The tragedy of Danny Whitten’s early demise is multiplied when you consider that there is ZERO film footage of the original Crazy Horse. There are, however, some incredible film segments to be found in the Archives from this period with footage of Neil and Jack Nitzsche recording “There’s A World” and “A Man Needs A Maid” with the London Symphony Orchestra. Other highlights include footage at Broken Arrow of the Stray Gators recording “Are You Ready For The Country?” and “Alabama” in Neil’s barn and an interview conducted by Wim Vander Linden for a Dutch documentary. There’s also Neil’s performance from The Johnny Cash Show.

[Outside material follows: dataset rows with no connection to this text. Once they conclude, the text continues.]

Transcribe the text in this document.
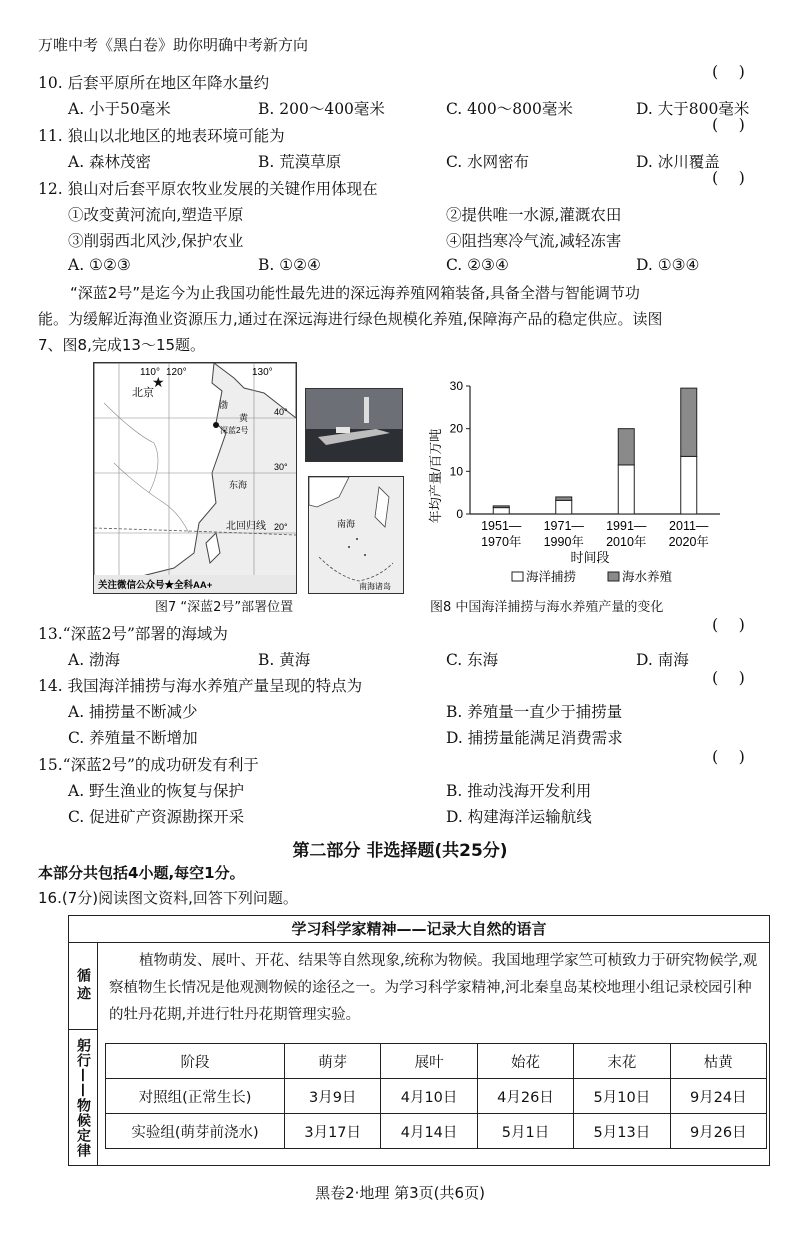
万唯中考《黑白卷》助你明确中考新方向
10. 后套平原所在地区年降水量约
(    )
A. 小于50毫米	B. 200～400毫米	C. 400～800毫米	D. 大于800毫米
11. 狼山以北地区的地表环境可能为
(    )
A. 森林茂密	B. 荒漠草原	C. 水网密布	D. 冰川覆盖
12. 狼山对后套平原农牧业发展的关键作用体现在
(    )
①改变黄河流向,塑造平原	②提供唯一水源,灌溉农田
③削弱西北风沙,保护农业	④阻挡寒冷气流,减轻冻害
A. ①②③	B. ①②④	C. ②③④	D. ①③④
“深蓝2号”是迄今为止我国功能性最先进的深远海养殖网箱装备,具备全潜与智能调节功
能。为缓解近海渔业资源压力,通过在深远海进行绿色规模化养殖,保障海产品的稳定供应。读图
7、图8,完成13～15题。
★
110° 120°	130°
北京
渤
深蓝2号
40°
30°
20°
黄
东海
北回归线
关注微信公众号★全科AA+
南海
南海诸岛
图7 “深蓝2号”部署位置
年均产量/百万吨 0
10
20
30
1951—
1970年
1971—
1990年
1991—
2010年
2011—
2020年
时间段
海洋捕捞	海水养殖
图8 中国海洋捕捞与海水养殖产量的变化
13.“深蓝2号”部署的海域为	(    )
A. 渤海	B. 黄海	C. 东海	D. 南海
14. 我国海洋捕捞与海水养殖产量呈现的特点为	(    )
A. 捕捞量不断减少	B. 养殖量一直少于捕捞量
C. 养殖量不断增加	D. 捕捞量能满足消费需求
15.“深蓝2号”的成功研发有利于	(    )
A. 野生渔业的恢复与保护	B. 推动浅海开发利用
C. 促进矿产资源勘探开采	D. 构建海洋运输航线
第二部分 非选择题(共25分)
本部分共包括4小题,每空1分。
16.(7分)阅读图文资料,回答下列问题。
学习科学家精神——记录大自然的语言
循迹
躬行——物候定律
植物萌发、展叶、开花、结果等自然现象,统称为物候。我国地理学家竺可桢致力于研究物候学,观察植物生长情况是他观测物候的途径之一。为学习科学家精神,河北秦皇岛某校地理小组记录校园引种的牡丹花期,并进行牡丹花期管理实验。
阶段	萌芽	展叶	始花	末花	枯黄
对照组(正常生长)	3月9日	4月10日	4月26日	5月10日	9月24日
实验组(萌芽前浇水)	3月17日	4月14日	5月1日	5月13日	9月26日
黑卷2·地理 第3页(共6页)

Commercially unavailable since its theatrical release in April 1973, Disc 9, Journey Through The Past is an elaborate self-indulgent mess of a motion picture on a lot of levels, but that doesn’t mean that it isn’t without it’s charms. You might even say that it’s charming because it is a bit of a mess. Young hijacked a pre-existing CSNY documentary and that provides much of the concert footage and behind the scenes action. It is certainly a great time-capsule piece and it captures some of the flavor of what it was like to be in Young’s orbit circa 1970-72. A couple of great outtakes include one sequence where Young banters with a record store clerk before walking out of the store without paying for a bootleg record of one of his performances.

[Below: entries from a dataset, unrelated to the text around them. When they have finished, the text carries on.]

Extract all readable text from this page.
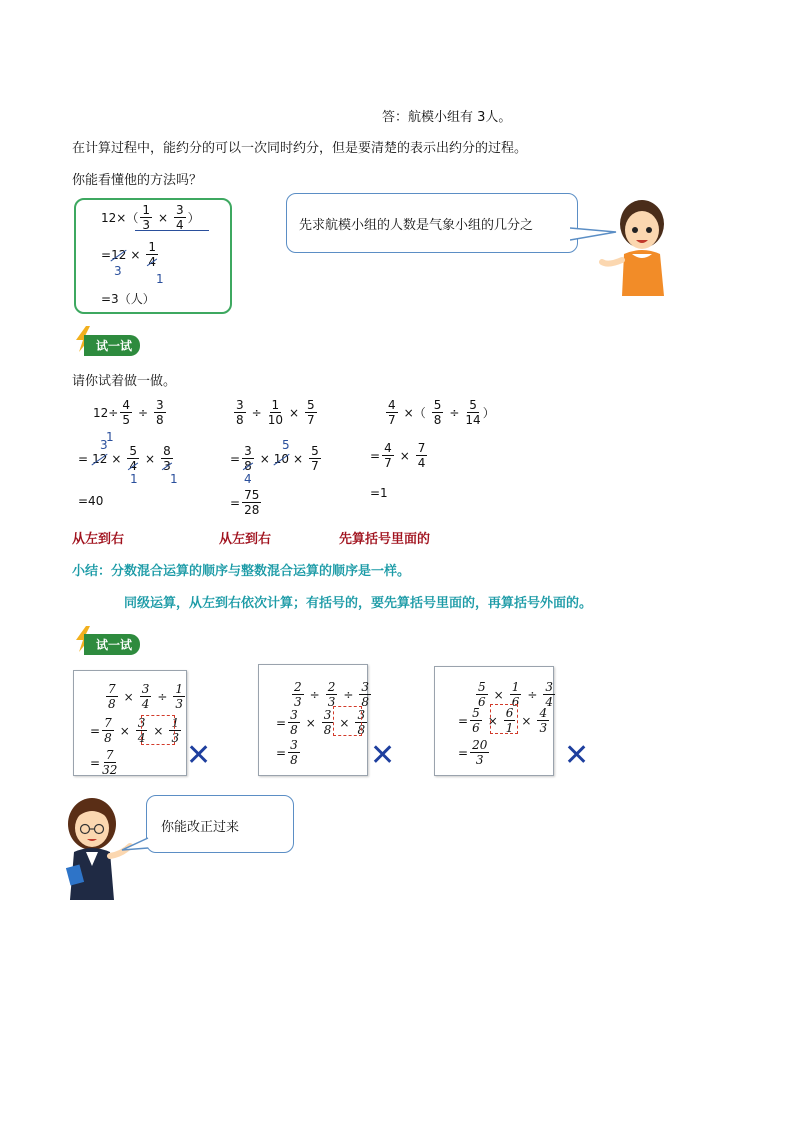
答：航模小组有 3人。
在计算过程中，能约分的可以一次同时约分，但是要清楚的表示出约分的过程。
你能看懂他的方法吗？
$12\times( \frac{1}{3} \times \frac{3}{4}$ ）
= $12 \times \frac{1}{4}$
3
1
=3（人）
先求航模小组的人数是气象小组的几分之
试一试
请你试着做一做。
$12\div \frac{4}{5} \div \frac{3}{8}$
3
1
= $12 \times \frac{5}{4} \times \frac{8}{3}$
1	1
=40
从左到右
$\frac{3}{8} \div \frac{1}{10} \times \frac{5}{7}$
5
= $\frac{3}{8} \times 10 \times \frac{5}{7}$
4
= $\frac{75}{28}$
从左到右
$\frac{4}{7}$ ×（ $\frac{5}{8} \div \frac{5}{14}$ ）
= $\frac{4}{7} \times \frac{7}{4}$
=1
先算括号里面的
小结：分数混合运算的顺序与整数混合运算的顺序是一样。
同级运算，从左到右依次计算；有括号的，要先算括号里面的，再算括号外面的。
试一试
$\frac{7}{8} \times \frac{3}{4} \div \frac{1}{3}$
= $\frac{7}{8} \times \frac{3}{4} \times \frac{1}{3}$
= $\frac{7}{32}$ ✕
$\frac{2}{3} \div \frac{2}{3} \div \frac{3}{8}$
= $\frac{3}{8} \times \frac{3}{8} \times \frac{3}{8}$
= $\frac{3}{8}$ ✕
$\frac{5}{6} \times \frac{1}{6} \div \frac{3}{4}$
= $\frac{5}{6} \times \frac{6}{1} \times \frac{4}{3}$
= $\frac{20}{3}$ ✕
你能改正过来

By the end of 1972 Neil Young’s path had reached such a plateau that it left him with basically two career choices: pander to the audience who had fallen in love with the soft-spoken folkie and continue to crank out the same kind of material that brought him success as both a solo artist and as one-fourth of Crosby, Stills, Nash & Young, OR continue to follow his artistic whims and his musical muse wherever it took him…even in the face of commercial suicide, which is arguably what Young chose to pursue in 1973 when he insisted on playing a bunch of bleak & aggressive unreleased songs for an audience who had come to hear the Harvest LP reproduced live. Young famously loves to confound audience expectations. In fact, hidden on one of the video clips of the box set Young actually proclaims to Joel Bernstein and Gary Burden “Fuck the audience” in regards to their desires and expectations. “If I’m going to survive they’re going to have to fuckin’ eat it. That’s been the balance that I’ve had to play.” Sounds like a true Scorpio to me (a double Scorpio in fact)…

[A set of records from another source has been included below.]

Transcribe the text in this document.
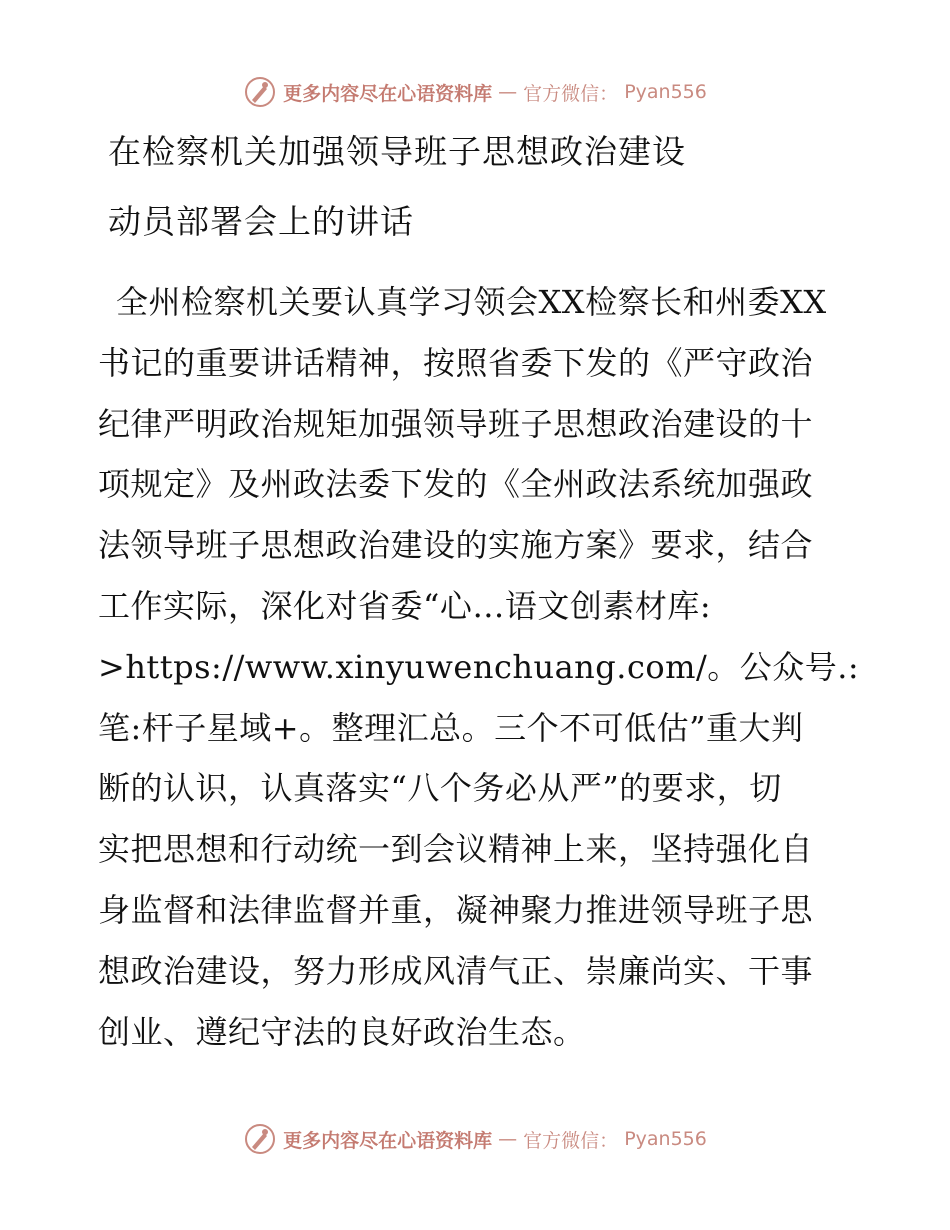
更多内容尽在心语资料库 — 官方微信： Pyan556
在检察机关加强领导班子思想政治建设
动员部署会上的讲话
全州检察机关要认真学习领会XX检察长和州委XX
书记的重要讲话精神，按照省委下发的《严守政治
纪律严明政治规矩加强领导班子思想政治建设的十
项规定》及州政法委下发的《全州政法系统加强政
法领导班子思想政治建设的实施方案》要求，结合
工作实际，深化对省委“心…语文创素材库:
>https://www.xinyuwenchuang.com/。公众号.:
笔:杆子星域+。整理汇总。三个不可低估”重大判
断的认识，认真落实“八个务必从严”的要求，切
实把思想和行动统一到会议精神上来，坚持强化自
身监督和法律监督并重，凝神聚力推进领导班子思
想政治建设，努力形成风清气正、崇廉尚实、干事
创业、遵纪守法的良好政治生态。
更多内容尽在心语资料库 — 官方微信： Pyan556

What the audience didn’t know was that they were at the start of a full-on Irish wake because a month-and-a-half before the Time Fades Away tour started, Danny Whitten died, casting a funereal pall that influenced the overall vibe of Young’s circle for the next two years. And it will be fascinating to see how Young chooses to tackle that period of his life when he gets around to the next installment of the Archives series. As an interested witness to Mister Young’s process I pray that it doesn’t take him another thirty years to get around to Volume II.